Il y a eu par le passé des manifestations de rue, des prières… mais ce qu’il s’est passé ce jour-là était un moment unique dans l’histoire de la mobilisation. J’ai fait une partie de l’ascension du volcan, qui était une vraie expédition sportive, car notre corps a dû s’habituer à l’altitude. Une fois en haut, nous avons découvert que les organisateurs de l'inauguration avaient prévu une cérémonie traditionnelle pour se donner bonne conscience. Mais lorsque l’un des leaders de notre mobilisation est arrivé, vêtu d’habits traditionnels, la rencontre entre les deux mondes a fait éclater au grand jour que des natifs d’Hawaï ne sont pas d’accord avec ce projet.

A la 30ème seconde de la vidéo, Joshua Lanakila, un des leaders de la manifestation, fait irruption sur le lieu de la cérémonie et l'interrompt. Après avoir exprimé son mécontentement, des natifs improvisent une séance de prière avant de regagner les chaises prévues pour accueillir les invités (dernière minute de la vidéo).Vidéo David Corrigan  pour Big Island VIdeo News.

Ces mobilisations témoignent du fossé qui existe entre les natifs hawaïens et leur gouvernement : même si cela ne se traduit pas violemment, certains Hawaïens estiment que leur terre est occupée illégalement par les Américains [Hawaï a été annexé en 1898 par les États-Unis et est devenu le 50ème État du pays ; des groupes indépendantistes contestent la légalité de cette annexion NDLR]. Pour eux, ce projet symbolise cette occupation et méprise les croyances sacrées qui soudent la communauté.

La police a eu l'ordre de n'arrêter aucun manifestant. Photo Kerri Petersen Marks pour Occupy Hilo.

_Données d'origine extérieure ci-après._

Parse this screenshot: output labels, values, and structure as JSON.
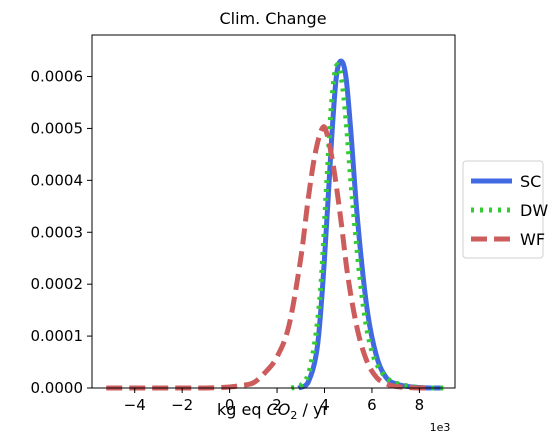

"La phase de construction est en marche, quoi qu’il arrive" pour l’équipe du télescope

Décidée dans les années 1990, la construction du télescope géant (TMT) – large comme un terrain de football, avec des miroirs de 30 mètres de diamètre permettant d’explorer l’univers à une portée 10 fois supérieure aux télescopes actuels - coûtera 1,4 milliard de dollars (1,1 milliard d’euros). Il est financé par plusieurs centres de recherche canadiens et américains. Le télescope devait être terminé d’ici 2018, mais sa construction a pris du retard, en partie parce que de la neige a repoussé le début des travaux au printemps prochain. Il devrait être finalement opérationnel en 2022.

Contacté par France 24, Sandra Dawson, manager du TMT, explique : "Nous regrettons que la cérémonie de bénédiction, en respect des traditions hawaïennes, ait été avortée ; plusieurs documents ont été validés par des représentants natifs d’Hawaï, notamment ceux prouvant l’impact limité de la construction du TMT sur l’environnement. Pour nous, la phase de construction est en marche, quoi qu’il arrive". Si des manifestants natifs d’Hawaï ont effectivement été associés aux discussions, ces derniers estiment que leurs arguments n’ont pour l’heure pas été pris en compte.